Médicaments et exercice modifient des marqueurs du vieillissement liés à l’ADN
Un test sanguin pourrait à terme fournir aux chercheurs une mesure plus rapide des changements liés au vieillissement biologique, si ces biomarqueurs sont validés. À Yale, Raghav Sehgal et son équipe ont utilisé des biomarqueurs de méthylation de l’ADN — des marqueurs chimiques fixés à l’ADN — pour comparer l’âge biologique de personnes avant et après différentes interventions. Sur 51 études d’intervention contre le vieillissement, l’analyse a montré que des changements de mode de vie et certains médicaments sur ordonnance modifiaient ces marqueurs, tandis que les compléments alimentaires en vente libre avaient peu d’effet.

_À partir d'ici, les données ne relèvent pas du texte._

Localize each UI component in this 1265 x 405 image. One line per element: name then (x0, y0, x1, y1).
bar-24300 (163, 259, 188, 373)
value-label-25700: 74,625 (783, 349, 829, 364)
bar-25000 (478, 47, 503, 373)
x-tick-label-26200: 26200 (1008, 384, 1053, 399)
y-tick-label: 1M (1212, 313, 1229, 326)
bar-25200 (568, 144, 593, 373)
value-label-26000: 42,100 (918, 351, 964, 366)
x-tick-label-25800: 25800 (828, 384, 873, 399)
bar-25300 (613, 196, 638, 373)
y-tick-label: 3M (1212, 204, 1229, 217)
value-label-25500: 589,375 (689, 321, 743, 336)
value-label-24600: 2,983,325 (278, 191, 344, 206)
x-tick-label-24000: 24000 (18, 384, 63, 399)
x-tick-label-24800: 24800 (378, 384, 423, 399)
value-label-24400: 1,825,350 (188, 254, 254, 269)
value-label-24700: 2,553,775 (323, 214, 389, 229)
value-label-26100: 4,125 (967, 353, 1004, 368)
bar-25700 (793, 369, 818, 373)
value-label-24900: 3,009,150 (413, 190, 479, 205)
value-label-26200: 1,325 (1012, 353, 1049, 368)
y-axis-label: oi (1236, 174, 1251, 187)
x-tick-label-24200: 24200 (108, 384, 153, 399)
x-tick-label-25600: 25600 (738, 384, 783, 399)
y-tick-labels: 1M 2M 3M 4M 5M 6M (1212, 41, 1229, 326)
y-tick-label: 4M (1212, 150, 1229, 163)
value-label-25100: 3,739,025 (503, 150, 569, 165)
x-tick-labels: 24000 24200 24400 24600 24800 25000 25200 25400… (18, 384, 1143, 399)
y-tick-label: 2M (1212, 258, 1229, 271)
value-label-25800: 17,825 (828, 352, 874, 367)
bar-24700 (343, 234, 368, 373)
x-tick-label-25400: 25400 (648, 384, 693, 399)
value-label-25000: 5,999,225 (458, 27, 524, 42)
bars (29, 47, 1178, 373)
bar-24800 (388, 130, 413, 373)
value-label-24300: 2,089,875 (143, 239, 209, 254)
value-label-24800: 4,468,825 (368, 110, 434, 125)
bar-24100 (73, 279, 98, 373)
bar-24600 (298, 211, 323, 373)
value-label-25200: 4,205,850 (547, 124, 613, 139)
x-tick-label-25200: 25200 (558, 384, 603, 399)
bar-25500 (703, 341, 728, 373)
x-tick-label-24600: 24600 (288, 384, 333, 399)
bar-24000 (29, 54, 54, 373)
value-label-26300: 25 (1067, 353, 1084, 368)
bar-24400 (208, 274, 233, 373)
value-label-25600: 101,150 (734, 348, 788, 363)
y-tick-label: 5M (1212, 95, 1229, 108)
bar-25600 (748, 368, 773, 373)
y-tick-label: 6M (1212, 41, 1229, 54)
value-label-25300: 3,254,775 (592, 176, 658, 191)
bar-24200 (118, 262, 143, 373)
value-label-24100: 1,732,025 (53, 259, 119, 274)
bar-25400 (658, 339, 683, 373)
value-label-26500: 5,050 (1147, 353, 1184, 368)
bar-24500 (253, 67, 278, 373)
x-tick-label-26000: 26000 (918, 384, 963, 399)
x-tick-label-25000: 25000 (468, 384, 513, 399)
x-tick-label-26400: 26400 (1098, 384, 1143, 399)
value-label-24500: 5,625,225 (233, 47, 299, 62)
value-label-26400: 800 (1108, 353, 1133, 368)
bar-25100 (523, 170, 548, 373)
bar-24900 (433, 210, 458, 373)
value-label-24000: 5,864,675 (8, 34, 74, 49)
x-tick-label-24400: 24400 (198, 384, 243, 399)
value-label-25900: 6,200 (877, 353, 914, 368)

L’équipe a mesuré plus de 110 biomarqueurs de méthylation de l’ADN, dont 16 horloges épigénétiques. Ces horloges utilisent les profils des marqueurs de méthylation, qui évoluent avec l’âge, pour estimer l’âge biologique plutôt que de simplement compter les années vécues. Les chercheurs ont réparti les interventions en quatre catégories : médicaments pharmacologiques, changements de mode de vie, compléments alimentaires et interventions médicales.
Les programmes associant alimentation et exercice ont systématiquement réduit l’âge épigénétique. Les baisses les plus importantes ont été observées avec des interventions pharmacologiques comprenant la metformine et le sémaglutide, utilisés pour le contrôle métabolique et la gestion du poids, ainsi qu’avec les traitements anti-TNF, qui ciblent une protéine impliquée dans une inflammation nocive. Certaines interventions médicales et les compléments alimentaires en vente libre n’ont pas réduit l’âge épigénétique dans l’analyse.
Il s’agit d’une avancée dans la mesure, pas d’une prescription. L’étude a montré que les horloges de l’âge biologique les plus récentes étaient plus performantes que les anciens modèles et que les biomarqueurs évoluaient davantage chez les personnes malades que chez les volontaires en bonne santé, mais ces marqueurs doivent encore être validés comme prédicteurs de la santé à long terme. L’équipe de Raghav Sehgal indique que la prochaine étape consiste à élargir les tests à un groupe vaste et diversifié de volontaires.
Alors, qu’est-ce qui change concrètement ? Si ces biomarqueurs se révèlent finalement fiables, les chercheurs pourraient évaluer des interventions potentielles contre le vieillissement en quelques mois ou quelques années, au lieu d’attendre plusieurs décennies les résultats cliniques à long terme. Il pourrait ainsi être plus facile d’identifier les traitements efficaces et les personnes auxquelles ils profitent. Pour l’instant, les effets rapportés concernent les biomarqueurs mesurés dans les études — ils ne prouvent pas que les compléments alimentaires sont toujours inefficaces ni qu’un médicament prolonge la durée de vie humaine.